More interesting art bits
Over at the Brooklyn Rail:
Interview with art writer Dore Ashton.
Rail: But wouldn’t you agree that his book, The Dehumanization of Art, is a somewhat hostile view of modern art?
Ashton: I don’t think that he was against modern art per se. He said something very important, which was that modern artists don’t believe in art any more. I think he was absolutely right. It was a great turning point in modern history, in 1948. And there was a lot of evidence that many modern artists didn’t think there was much to be said. And that was their problem and their dilemma. So he was misread. He wasn’t attacking abstract art. He was simply saying that in this terrible century, artists have lost their faith.
Article on one of my favorite artists, Nancy Spero.
Rail: What do you think about the Post-Modernist theory that was imported from the French in the late sixties, which became so popular in the States in the eighties, especially in academia?Ashton: First of all, I want to remind you that the Greek word “theoria” for theory really means “to view, to look at,” not about all of that a priori theory. So I was and I still am hostile to theorizing. Secondly, I believe that they took a certain formula like a grid and they put that grid on everything. ... But the appeal in general is quite simple: giving the interpretation a greater prominence than the actual work of art itself thereby removing all the sensual aspect from the seeing experience.
What persistently evades both the fictional and factual portrayal of artists is the intricacy, rigor, attentiveness to detail and facture—the work of the work of art—that characterizes individual practice and the relationship between artist and assistant.

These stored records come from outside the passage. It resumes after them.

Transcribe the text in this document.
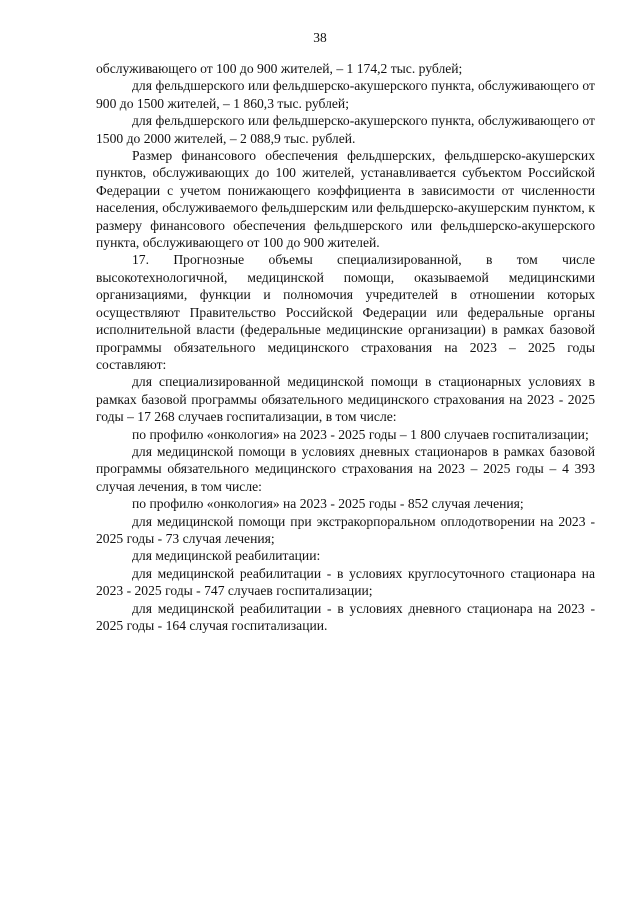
38

обслуживающего от 100 до 900 жителей, – 1 174,2 тыс. рублей;

для фельдшерского или фельдшерско-акушерского пункта, обслуживающего от 900 до 1500 жителей, – 1 860,3 тыс. рублей;

для фельдшерского или фельдшерско-акушерского пункта, обслуживающего от 1500 до 2000 жителей, – 2 088,9 тыс. рублей.

Размер финансового обеспечения фельдшерских, фельдшерско-акушерских пунктов, обслуживающих до 100 жителей, устанавливается субъектом Российской Федерации с учетом понижающего коэффициента в зависимости от численности населения, обслуживаемого фельдшерским или фельдшерско-акушерским пунктом, к размеру финансового обеспечения фельдшерского или фельдшерско-акушерского пункта, обслуживающего от 100 до 900 жителей.

17. Прогнозные объемы специализированной, в том числе высокотехнологичной, медицинской помощи, оказываемой медицинскими организациями, функции и полномочия учредителей в отношении которых осуществляют Правительство Российской Федерации или федеральные органы исполнительной власти (федеральные медицинские организации) в рамках базовой программы обязательного медицинского страхования на 2023 – 2025 годы составляют:

для специализированной медицинской помощи в стационарных условиях в рамках базовой программы обязательного медицинского страхования на 2023 - 2025 годы – 17 268 случаев госпитализации, в том числе:

по профилю «онкология» на 2023 - 2025 годы – 1 800 случаев госпитализации;

для медицинской помощи в условиях дневных стационаров в рамках базовой программы обязательного медицинского страхования на 2023 – 2025 годы – 4 393 случая лечения, в том числе:

по профилю «онкология» на 2023 - 2025 годы - 852 случая лечения;

для медицинской помощи при экстракорпоральном оплодотворении на 2023 - 2025 годы - 73 случая лечения;

для медицинской реабилитации:

для медицинской реабилитации - в условиях круглосуточного стационара на 2023 - 2025 годы - 747 случаев госпитализации;

для медицинской реабилитации - в условиях дневного стационара на 2023 - 2025 годы - 164 случая госпитализации.
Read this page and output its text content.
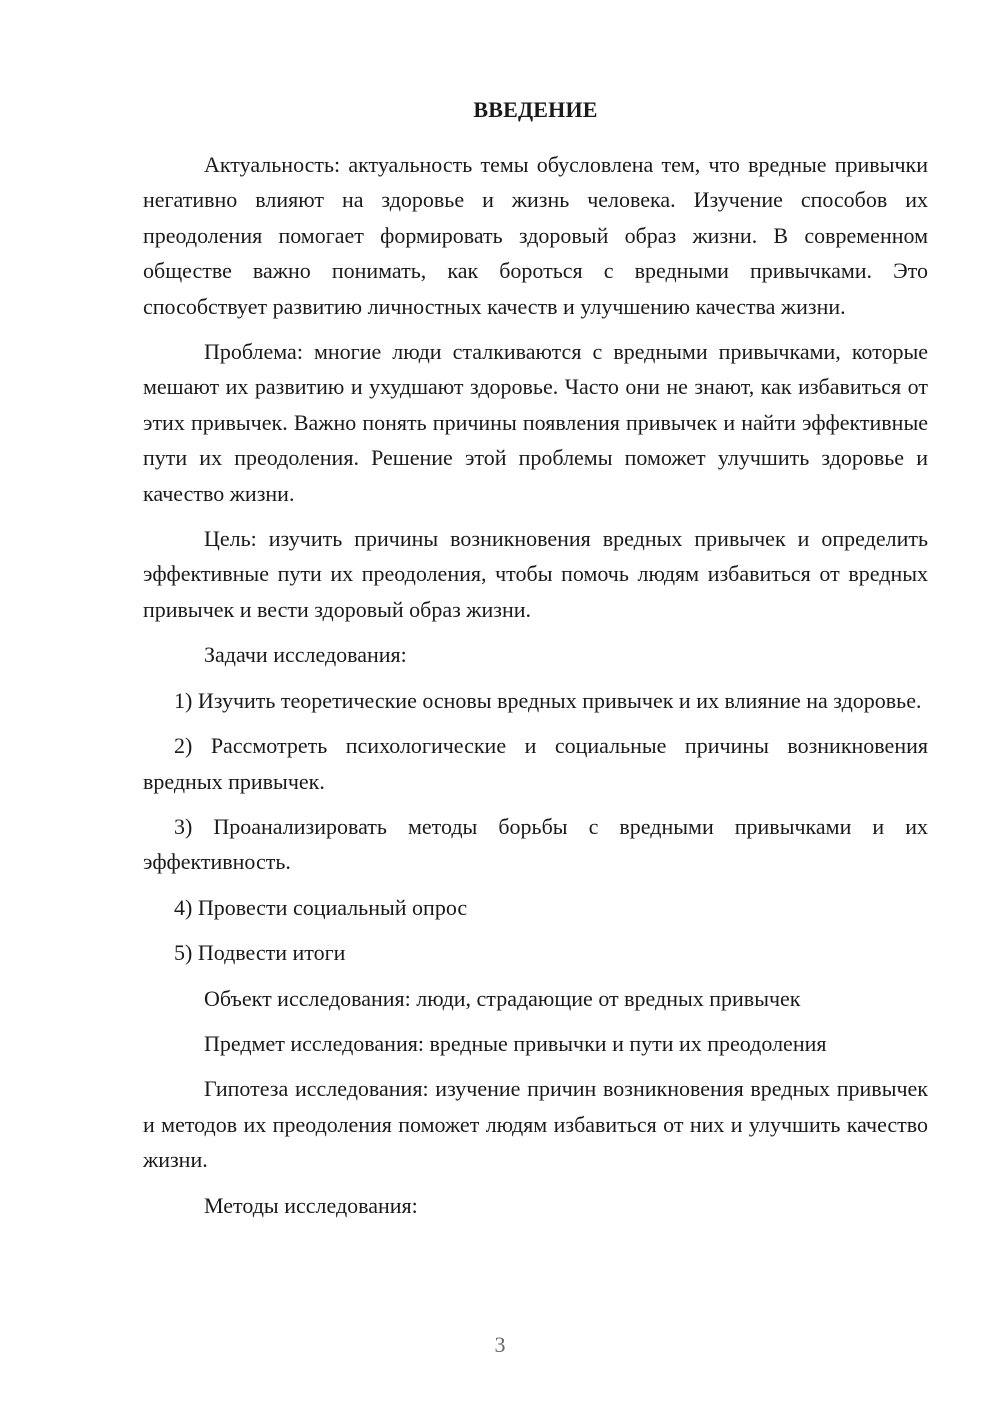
ВВЕДЕНИЕ

Актуальность: актуальность темы обусловлена тем, что вредные привычки негативно влияют на здоровье и жизнь человека. Изучение способов их преодоления помогает формировать здоровый образ жизни. В современном обществе важно понимать, как бороться с вредными привычками. Это способствует развитию личностных качеств и улучшению качества жизни.

Проблема: многие люди сталкиваются с вредными привычками, которые мешают их развитию и ухудшают здоровье. Часто они не знают, как избавиться от этих привычек. Важно понять причины появления привычек и найти эффективные пути их преодоления. Решение этой проблемы поможет улучшить здоровье и качество жизни.

Цель: изучить причины возникновения вредных привычек и определить эффективные пути их преодоления, чтобы помочь людям избавиться от вредных привычек и вести здоровый образ жизни.

Задачи исследования:

1) Изучить теоретические основы вредных привычек и их влияние на здоровье.

2) Рассмотреть психологические и социальные причины возникновения вредных привычек.

3) Проанализировать методы борьбы с вредными привычками и их эффективность.

4) Провести социальный опрос

5) Подвести итоги

Объект исследования: люди, страдающие от вредных привычек

Предмет исследования: вредные привычки и пути их преодоления

Гипотеза исследования: изучение причин возникновения вредных привычек и методов их преодоления поможет людям избавиться от них и улучшить качество жизни.

Методы исследования:

3
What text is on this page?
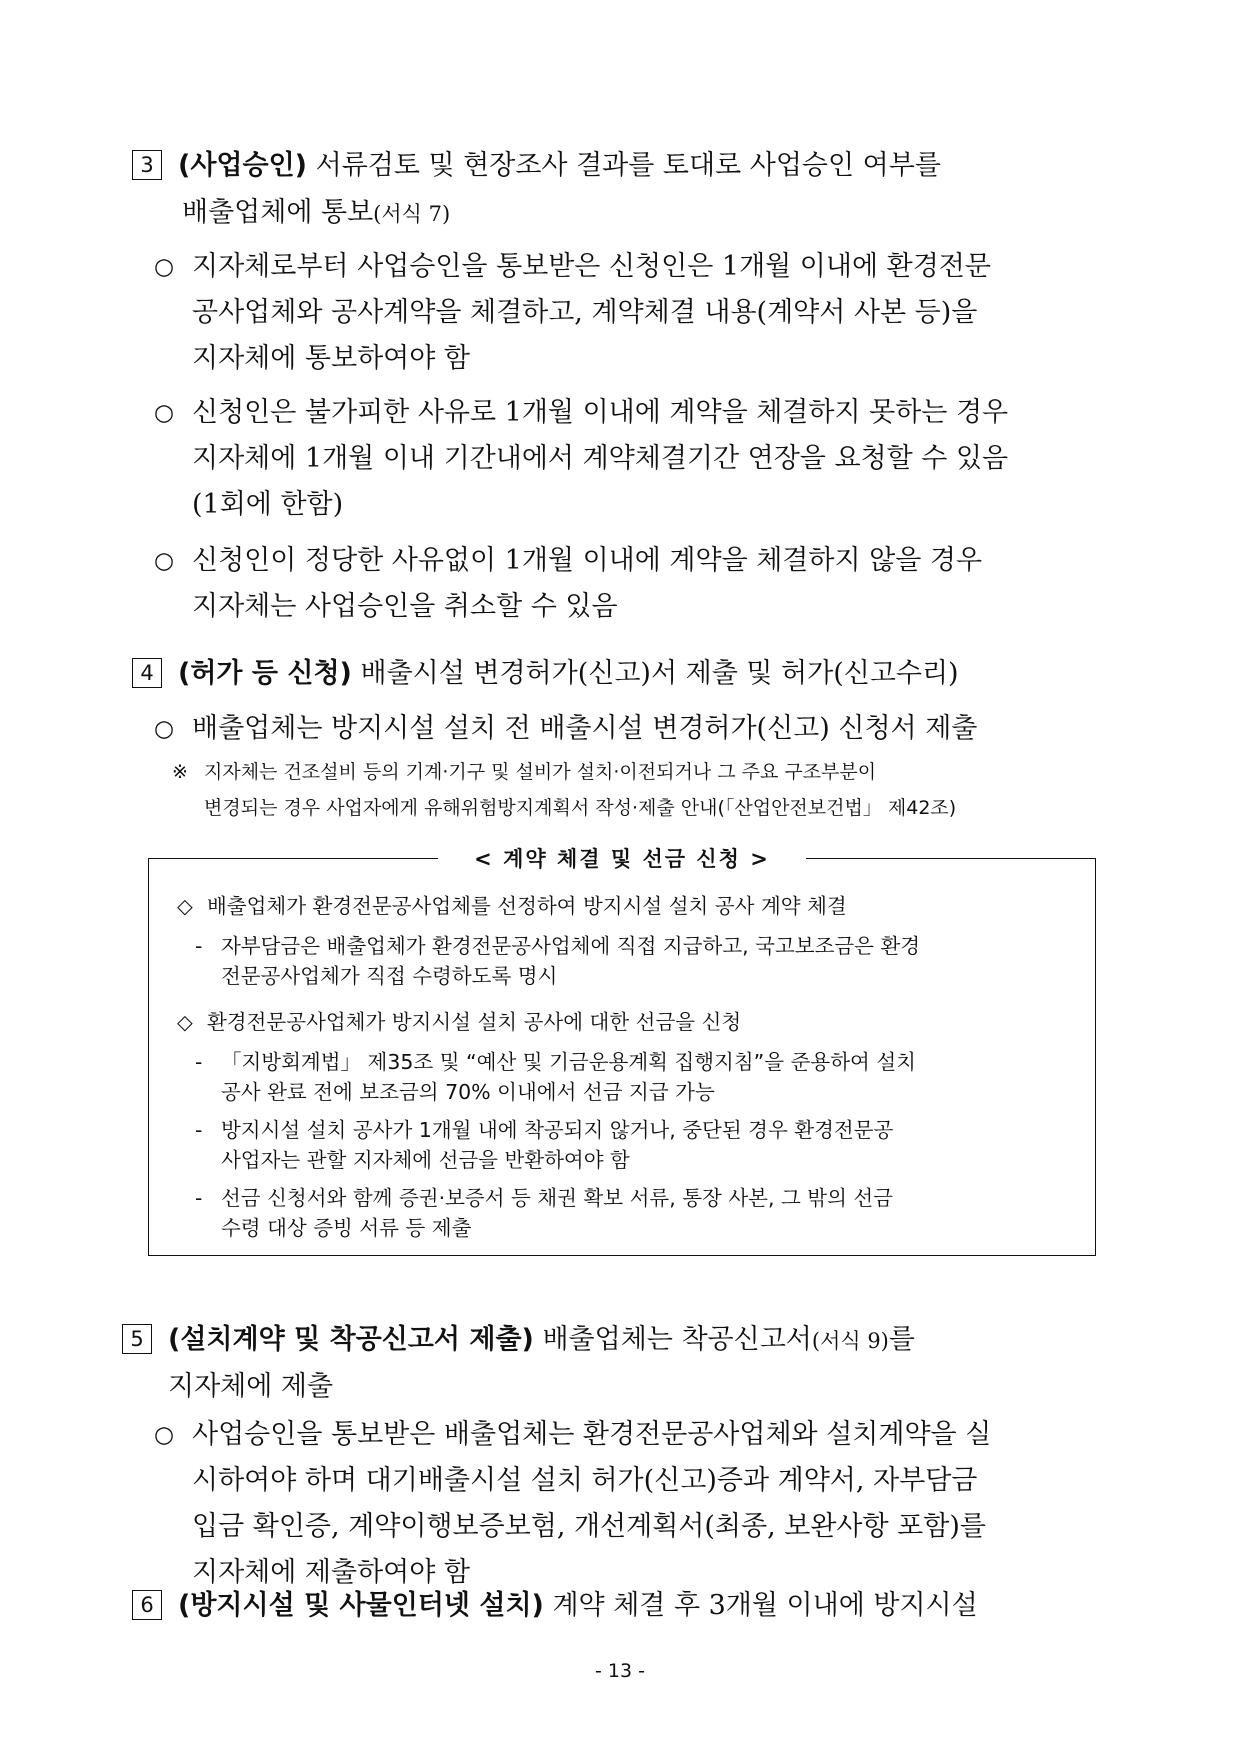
3 (사업승인) 서류검토 및 현장조사 결과를 토대로 사업승인 여부를
배출업체에 통보(서식 7)
○ 지자체로부터 사업승인을 통보받은 신청인은 1개월 이내에 환경전문
공사업체와 공사계약을 체결하고, 계약체결 내용(계약서 사본 등)을
지자체에 통보하여야 함
○ 신청인은 불가피한 사유로 1개월 이내에 계약을 체결하지 못하는 경우
지자체에 1개월 이내 기간내에서 계약체결기간 연장을 요청할 수 있음
(1회에 한함)
○ 신청인이 정당한 사유없이 1개월 이내에 계약을 체결하지 않을 경우
지자체는 사업승인을 취소할 수 있음
4 (허가 등 신청) 배출시설 변경허가(신고)서 제출 및 허가(신고수리)
○ 배출업체는 방지시설 설치 전 배출시설 변경허가(신고) 신청서 제출
※ 지자체는 건조설비 등의 기계·기구 및 설비가 설치·이전되거나 그 주요 구조부분이
변경되는 경우 사업자에게 유해위험방지계획서 작성·제출 안내(「산업안전보건법」 제42조)
< 계약 체결 및 선금 신청 >
◇ 배출업체가 환경전문공사업체를 선정하여 방지시설 설치 공사 계약 체결
- 자부담금은 배출업체가 환경전문공사업체에 직접 지급하고, 국고보조금은 환경
전문공사업체가 직접 수령하도록 명시
◇ 환경전문공사업체가 방지시설 설치 공사에 대한 선금을 신청
- 「지방회계법」 제35조 및 “예산 및 기금운용계획 집행지침”을 준용하여 설치
공사 완료 전에 보조금의 70% 이내에서 선금 지급 가능
- 방지시설 설치 공사가 1개월 내에 착공되지 않거나, 중단된 경우 환경전문공
사업자는 관할 지자체에 선금을 반환하여야 함
- 선금 신청서와 함께 증권·보증서 등 채권 확보 서류, 통장 사본, 그 밖의 선금
수령 대상 증빙 서류 등 제출
5 (설치계약 및 착공신고서 제출) 배출업체는 착공신고서(서식 9)를
지자체에 제출
○ 사업승인을 통보받은 배출업체는 환경전문공사업체와 설치계약을 실
시하여야 하며 대기배출시설 설치 허가(신고)증과 계약서, 자부담금
입금 확인증, 계약이행보증보험, 개선계획서(최종, 보완사항 포함)를
지자체에 제출하여야 함
6 (방지시설 및 사물인터넷 설치) 계약 체결 후 3개월 이내에 방지시설
- 13 -
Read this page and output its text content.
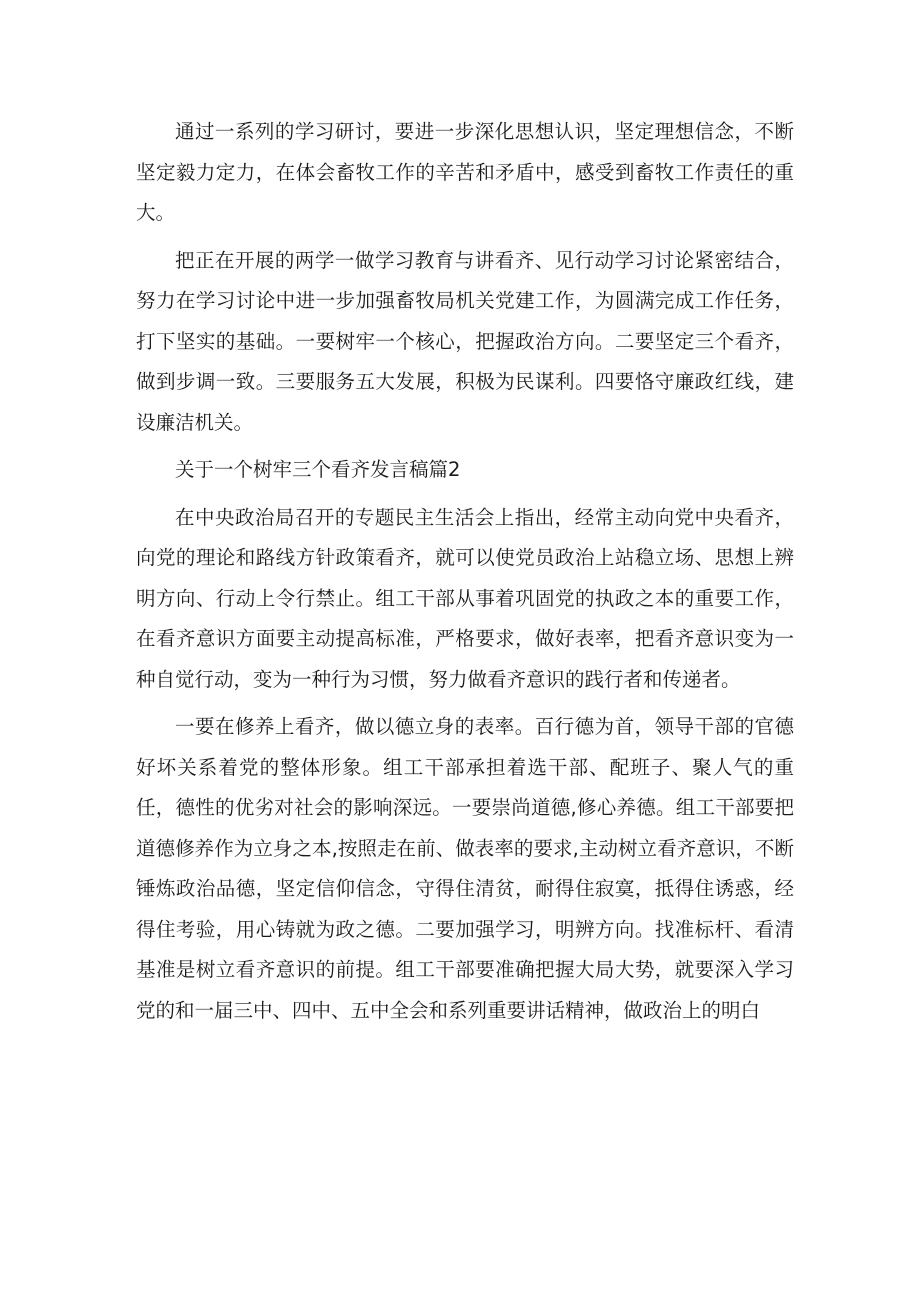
通过一系列的学习研讨，要进一步深化思想认识，坚定理想信念，不断坚定毅力定力，在体会畜牧工作的辛苦和矛盾中，感受到畜牧工作责任的重大。

把正在开展的两学一做学习教育与讲看齐、见行动学习讨论紧密结合，努力在学习讨论中进一步加强畜牧局机关党建工作，为圆满完成工作任务，打下坚实的基础。一要树牢一个核心，把握政治方向。二要坚定三个看齐，做到步调一致。三要服务五大发展，积极为民谋利。四要恪守廉政红线，建设廉洁机关。

关于一个树牢三个看齐发言稿篇2

在中央政治局召开的专题民主生活会上指出，经常主动向党中央看齐，向党的理论和路线方针政策看齐，就可以使党员政治上站稳立场、思想上辨明方向、行动上令行禁止。组工干部从事着巩固党的执政之本的重要工作，在看齐意识方面要主动提高标准，严格要求，做好表率，把看齐意识变为一种自觉行动，变为一种行为习惯，努力做看齐意识的践行者和传递者。

一要在修养上看齐，做以德立身的表率。百行德为首，领导干部的官德好坏关系着党的整体形象。组工干部承担着选干部、配班子、聚人气的重任，德性的优劣对社会的影响深远。一要崇尚道德,修心养德。组工干部要把道德修养作为立身之本,按照走在前、做表率的要求,主动树立看齐意识，不断锤炼政治品德，坚定信仰信念，守得住清贫，耐得住寂寞，抵得住诱惑，经得住考验，用心铸就为政之德。二要加强学习，明辨方向。找准标杆、看清基准是树立看齐意识的前提。组工干部要准确把握大局大势，就要深入学习党的和一届三中、四中、五中全会和系列重要讲话精神，做政治上的明白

This is a complex event that inevitably touches upon questions of authorship. The long history of gesture and trace as the genesis and primary signifier of artistic intention and identity is, as it were, placed in parenthesis by working practices that favor concept and process over action and expressiveness, a connection that carries the memory of the Duchampian Readymade as the paradigmatic performative act of modernist aesthetics. In this respect, Nancy Spero’s installations are performative events. However, watching her attentive engagement and directorship of the realisation of each printed image, there can be no doubt over her authority in determining both the overall structure and the detailed relationships of part-to-part and part-to-whole. She wants it just so, precisely and definitively, and whose hand leaves the final impress is secondary to the effectiveness of the dialogue between instructor and maker. It is a matter of interpretation and translation, and an exercise in a very particular form of communication which, perhaps, alludes more to film and the character of the mise-en-scène as the mark of directorial sensibility.